Escalating Ice Loss Found in Antarctica
Sheets Melting in an Area Once Thought to Be Unaffected by Global Warming
By Marc Kaufman
Washington Post Staff Writer
Monday, January 14, 2008; A01

Climatic changes appear to be destabilizing vast ice sheets of western Antarctica that had previously seemed relatively protected from global warming, researchers reported yesterday, raising the prospect of faster sea-level rise than current estimates.

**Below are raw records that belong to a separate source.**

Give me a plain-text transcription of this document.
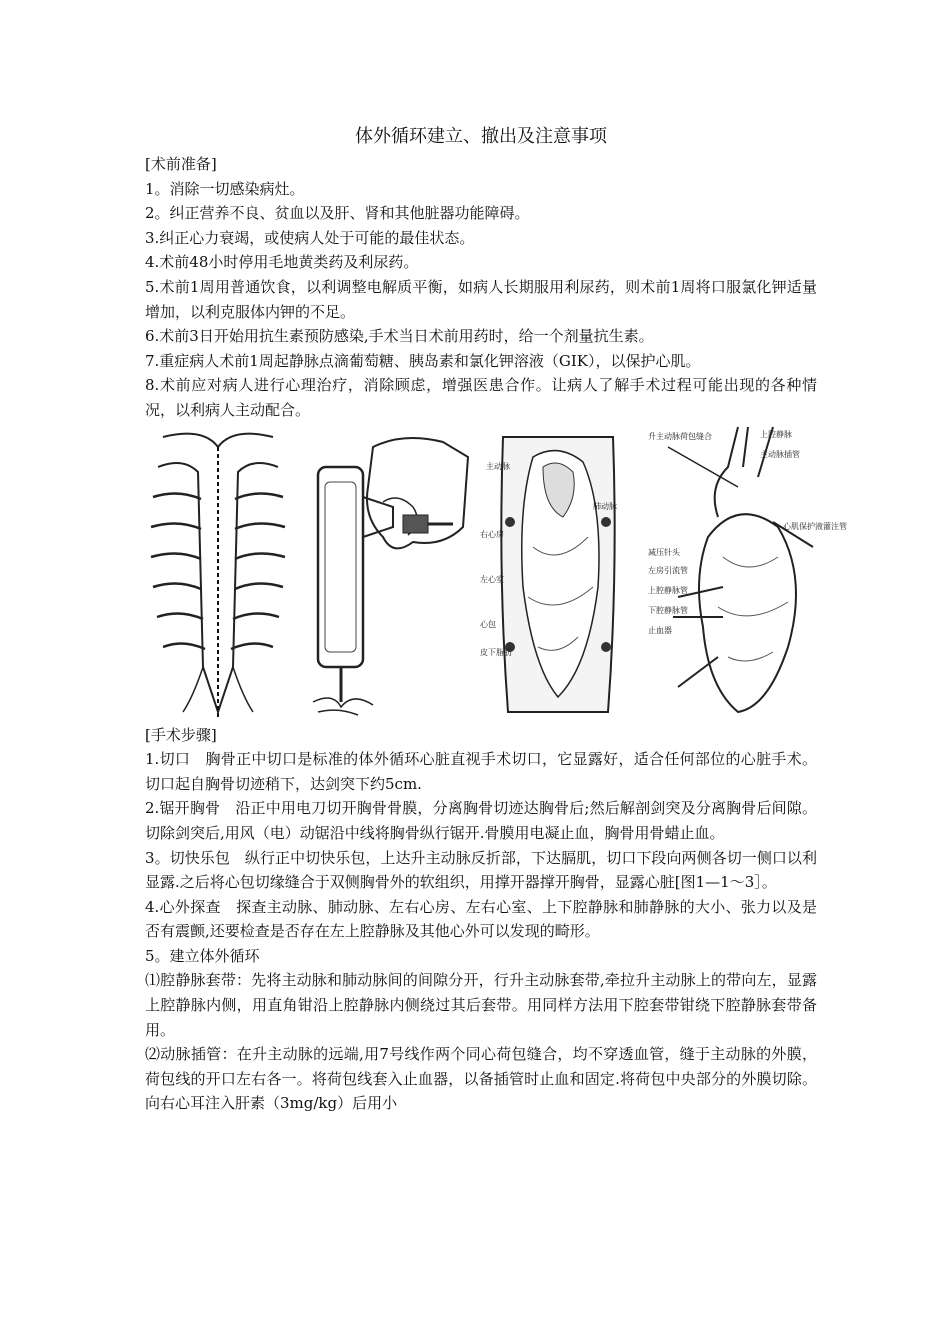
体外循环建立、撤出及注意事项

[术前准备]

1。消除一切感染病灶。

2。纠正营养不良、贫血以及肝、肾和其他脏器功能障碍。

3.纠正心力衰竭，或使病人处于可能的最佳状态。

4.术前48小时停用毛地黄类药及利尿药。

5.术前1周用普通饮食，以利调整电解质平衡，如病人长期服用利尿药，则术前1周将口服氯化钾适量增加，以利克服体内钾的不足。

6.术前3日开始用抗生素预防感染,手术当日术前用药时，给一个剂量抗生素。

7.重症病人术前1周起静脉点滴葡萄糖、胰岛素和氯化钾溶液（GIK），以保护心肌。

8.术前应对病人进行心理治疗，消除顾虑，增强医患合作。让病人了解手术过程可能出现的各种情况，以利病人主动配合。

主动脉
肺动脉
右心房
左心室
心包
皮下脂肪
升主动脉荷包缝合	上腔静脉
主动脉插管
心肌保护液灌注管
减压针头
左房引流管
上腔静脉管
下腔静脉管
止血器

[手术步骤]

1.切口　胸骨正中切口是标准的体外循环心脏直视手术切口，它显露好，适合任何部位的心脏手术。切口起自胸骨切迹稍下，达剑突下约5cm.

2.锯开胸骨　沿正中用电刀切开胸骨骨膜，分离胸骨切迹达胸骨后;然后解剖剑突及分离胸骨后间隙。切除剑突后,用风（电）动锯沿中线将胸骨纵行锯开.骨膜用电凝止血，胸骨用骨蜡止血。

3。切快乐包　纵行正中切快乐包，上达升主动脉反折部，下达膈肌，切口下段向两侧各切一侧口以利显露.之后将心包切缘缝合于双侧胸骨外的软组织，用撑开器撑开胸骨，显露心脏[图1—1～3］。

4.心外探查　探查主动脉、肺动脉、左右心房、左右心室、上下腔静脉和肺静脉的大小、张力以及是否有震颤,还要检查是否存在左上腔静脉及其他心外可以发现的畸形。

5。建立体外循环

⑴腔静脉套带：先将主动脉和肺动脉间的间隙分开，行升主动脉套带,牵拉升主动脉上的带向左，显露上腔静脉内侧，用直角钳沿上腔静脉内侧绕过其后套带。用同样方法用下腔套带钳绕下腔静脉套带备用。

⑵动脉插管：在升主动脉的远端,用7号线作两个同心荷包缝合，均不穿透血管，缝于主动脉的外膜，荷包线的开口左右各一。将荷包线套入止血器，以备插管时止血和固定.将荷包中央部分的外膜切除。向右心耳注入肝素（3mg/kg）后用小
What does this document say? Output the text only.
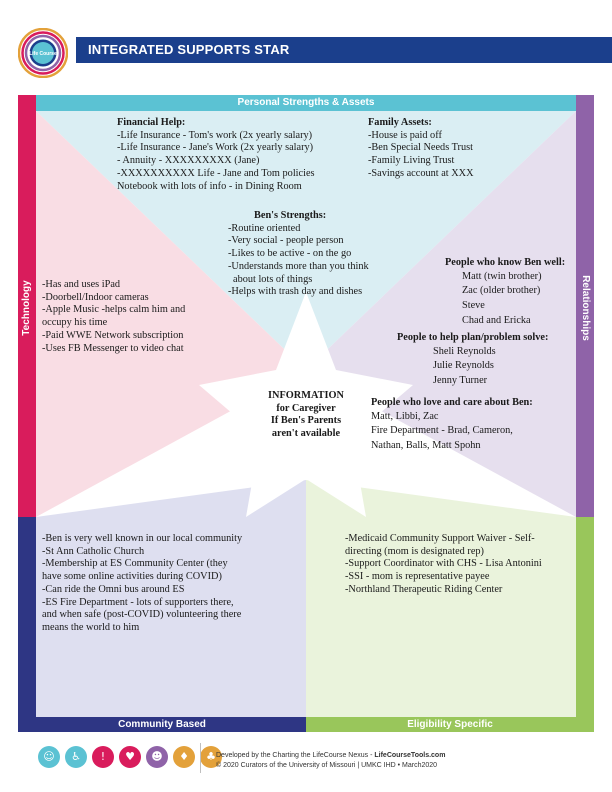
Life Course	INTEGRATED SUPPORTS STAR
Personal Strengths & Assets
Technology	Relationships
Community Based	Eligibility Specific
Financial Help:
-Life Insurance - Tom's work (2x yearly salary)
-Life Insurance - Jane's Work (2x yearly salary)
- Annuity - XXXXXXXXX (Jane)
-XXXXXXXXXX Life - Jane and Tom policies
Notebook with lots of info - in Dining Room
Family Assets:
-House is paid off
-Ben Special Needs Trust
-Family Living Trust
-Savings account at XXX
Ben's Strengths:
-Routine oriented
-Very social - people person
-Likes to be active - on the go
-Understands more than you think
about lots of things
-Helps with trash day and dishes
-Has and uses iPad
-Doorbell/Indoor cameras
-Apple Music -helps calm him and
occupy his time
-Paid WWE Network subscription
-Uses FB Messenger to video chat
People who know Ben well:
Matt (twin brother)
Zac (older brother)
Steve
Chad and Ericka
People to help plan/problem solve:
Sheli Reynolds
Julie Reynolds
Jenny Turner
People who love and care about Ben:
Matt, Libbi, Zac
Fire Department - Brad, Cameron,
Nathan, Balls, Matt Spohn
INFORMATION
for Caregiver
If Ben's Parents
aren't available
-Ben is very well known in our local community
-St Ann Catholic Church
-Membership at ES Community Center (they
have some online activities during COVID)
-Can ride the Omni bus around ES
-ES Fire Department - lots of supporters there,
and when safe (post-COVID) volunteering there
means the world to him
-Medicaid Community Support Waiver - Self-
directing (mom is designated rep)
-Support Coordinator with CHS - Lisa Antonini
-SSI - mom is representative payee
-Northland Therapeutic Riding Center
☺	♿	!	♥	☻	♦	♣ Developed by the Charting the LifeCourse Nexus - LifeCourseTools.com
© 2020 Curators of the University of Missouri | UMKC IHD • March2020
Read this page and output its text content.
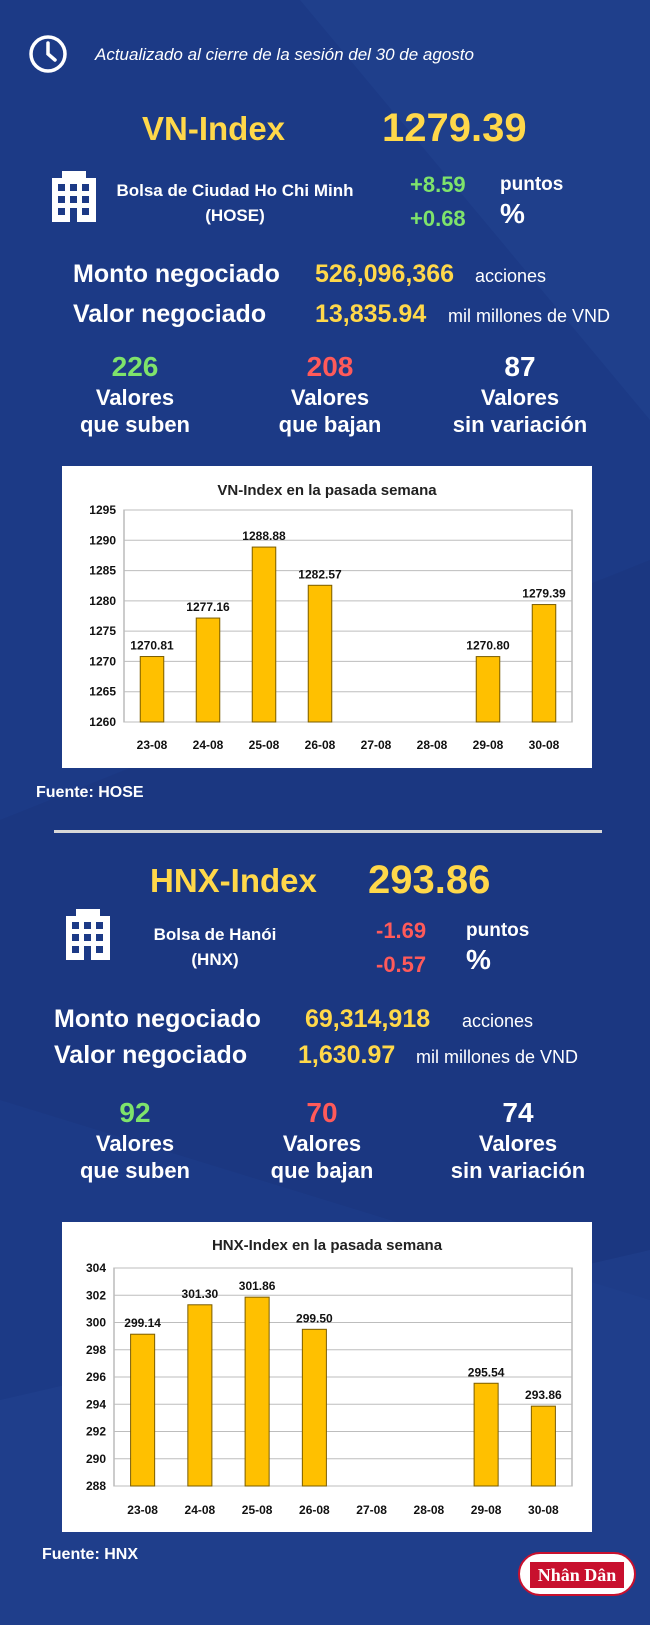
Actualizado al cierre de la sesión del 30 de agosto
VN-Index 1279.39
Bolsa de Ciudad Ho Chi Minh
(HOSE)
+8.59
+0.68
puntos
%
Monto negociado 526,096,366 acciones
Valor negociado 13,835.94 mil millones de VND
226
Valores
que suben
208
Valores
que bajan
87
Valores
sin variación
VN-Index en la pasada semana
1260
1265
1270
1275
1280
1285
1290
1295
1270.81
23-08
1277.16
24-08
1288.88
25-08
1282.57
26-08 27-08 28-08
1270.80
29-08
1279.39
30-08
Fuente: HOSE
HNX-Index 293.86
Bolsa de Hanói
(HNX)
-1.69
-0.57
puntos
%
Monto negociado 69,314,918 acciones
Valor negociado 1,630.97 mil millones de VND
92
Valores
que suben
70
Valores
que bajan
74
Valores
sin variación
HNX-Index en la pasada semana
288
290
292
294
296
298
300
302
304
299.14
23-08
301.30
24-08
301.86
25-08
299.50
26-08 27-08 28-08
295.54
29-08
293.86
30-08
Fuente: HNX
Nhân Dân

While the overall loss is a tiny fraction of the miles-deep ice that covers much of Antarctica, scientists said the new finding is important because the continent holds about 90 percent of Earth's ice, and until now, large-scale ice loss there had been limited to the peninsula that juts out toward the tip of South America. In addition, researchers found that the rate of ice loss in the affected areas has accelerated over the past 10 years -- as it has on most glaciers and ice sheets around the world.